Esma Ben Said
08 Janvier 2018•Mise à jour: 09 Janvier 2018
AA/Bamako/Moussa Bolly
Une délégation de la Coordination des mouvements de l’Azawad (CMA-ex-rébellion touareg) s’est rendue au siège des Nations-unies à New York pour une mise au point de l’avancée du processus de paix au Mali, a appris lundi Anadolu de source proche de la coordination.
La (CMA) et le Gatia (Plateforme pro-Bamako), deux mouvements politico-militaires rivaux dans le Nord Mali, avaient décidé de mettre un terme aux affrontements fratricides qui les opposent de façon récurrente depuis plusieurs années, en signant un accord de cessation immédiate, totale et définitive de toute forme d'hostilités, en mai-juin 2015.
Mais, depuis, les deux parties ont violé à plusieurs reprises le cessez-le-feu.
C’est donc dans l’objectif de discuter des obstacles pour relancer la mise en œuvre de l’Accord pour la paix et la réconciliation nationale, que la délégation de l’ex-rébellion s’est rendue, durant le week-end, à New York, où elle a rencontré des membres du Conseil de sécurité.
Parmi les personnalités de l’ex-rébellion qui ont effectué ce voyage figuraient entre autres, les secrétaires généraux du MNLA (Mouvement national de libération de l'Azawad ) et du HCUA (Haut conseil pour l'unité de l'Azawad), respectivement Bilal Ag Acherif et Algabass Ag Intalla.
La délégation comptait aussi un haut représentant du Mouvement arabe de l’Azawad (MAA), Mohamed Ould Mahmoud dit «Mado» et le responsable des questions humanitaires du MNLA, Attaye Ag Mohamed.
La délégation a rencontré les membres du Conseil de sécurité de l’ONU pour faire part de «leurs observations sur les raisons de blocage et aussi les avancées du processus de paix», a indiqué à Anadolu un responsable de la CMA sous le couvert de l’anonymat.
Aucun communiqué officiel n’a sanctionné cette visite jusqu’à lundi 12h10 GMT.
Malgré un accord de paix, la situation sécuritaire reste particulièrement fragile au Mali où attaques et affrontements sporadiques continuent d’être enregistrés.
Alors qu’un nouveau gouvernement vient d’être mis en place, la CMA et la Plateforme semblent insatisfaites par le cours des évènements.
Les deux parties ont en effet récemment déploré, dans des communiqués distincts, ne pas avoir été consultées par le nouveau Premier ministre malien Soumeylou Boubèye Maïga, comme jadis le firent les précédents chefs de gouvernement, afin de constituer un gouvernement prenant en compte «les aspirations profondes des populations du nord/Azawad telles que évoquées dans l’Accord pour la paix et la réconciliation au Mali issu du processus d'Alger».
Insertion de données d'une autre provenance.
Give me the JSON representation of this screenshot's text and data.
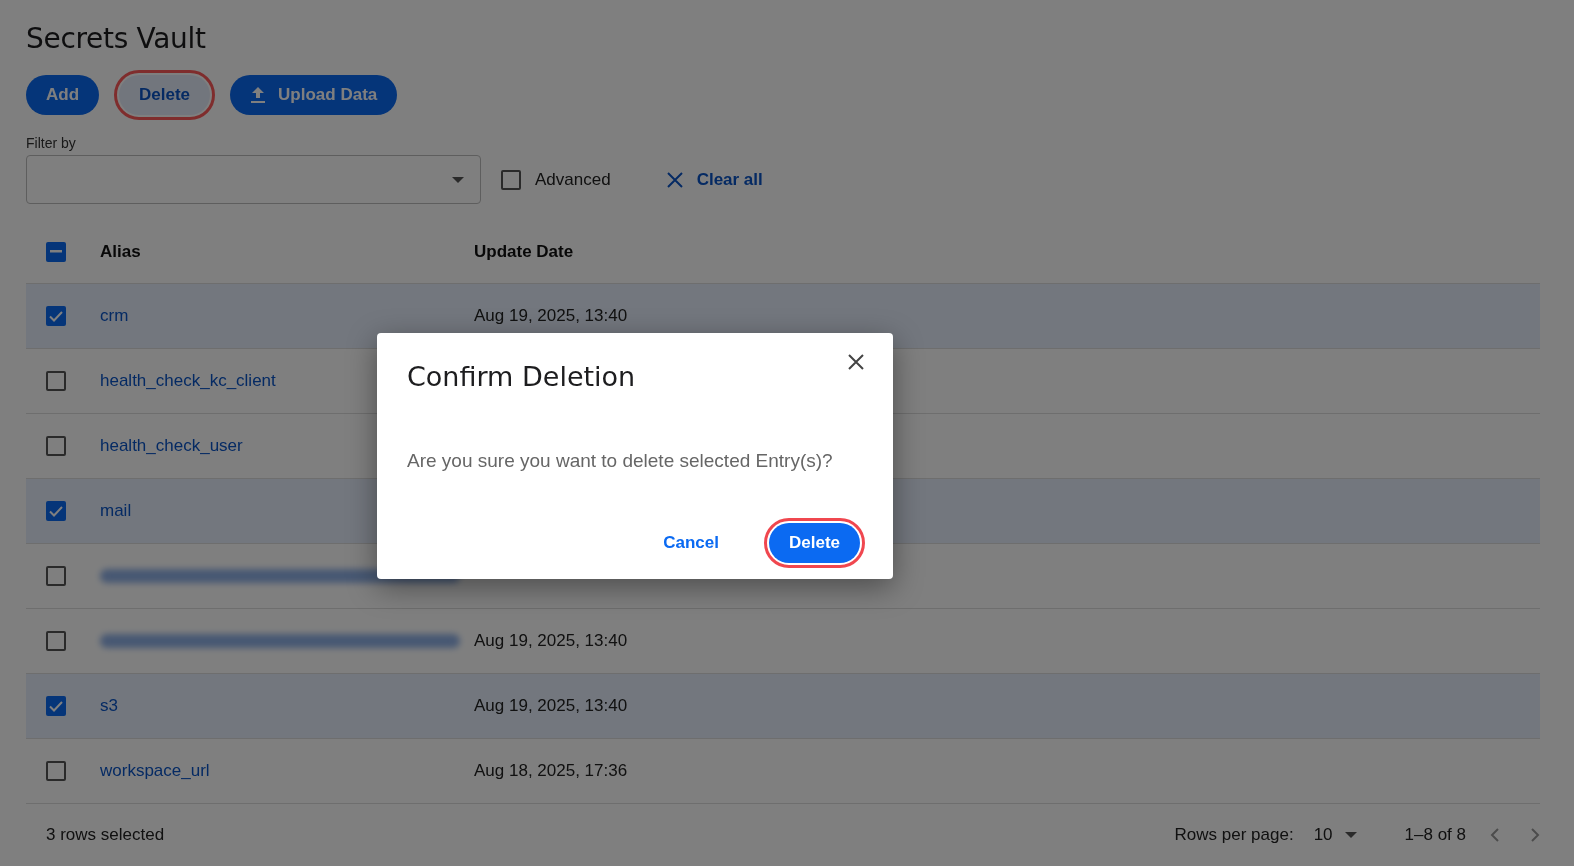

Les deux factions rivales avaient notamment rappelé au nouveau gouvernement «l’impérieuse nécessité d'une application intégrale et dans les meilleurs délais» dudit accord.
De son côté, le président malien Ibrahim Boubacar Keita, avait, lors du premier conseil des ministres de la nouvelle équipe, du 5 janvier 2018, exhorté le gouvernement « à poursuivre les efforts pour maintenir le climat de confiance entre les parties signataires de l’accord, tout en prenant en compte des aspirations des uns et des autres…».
«La paix ne sera durable qu’au prix d’une entente nationale. C’est dans ce cadre que la Charte pour la paix, l’unité et la réconciliation nationale, issue des conclusions de la Conférence d’entente nationale, propose des mesures d’amnistie en faveur de certains acteurs de la rébellion armée de 2012. Je vous demande d’initier très rapidement un projet de loi sur l’Entente nationale qui prendra en charge ces propositions», avait-il insisté.
Ce n’est pas la première fois que les ex-rebelles de la CMA se déplacent aux Etats-Unis. Ils sont fréquemment invités par l’ONG Independant Diplomat, une organisation qui s’efforce, entre autres, d’apporter des conseils diplomatiques et stratégiques aux acteurs non étatiques.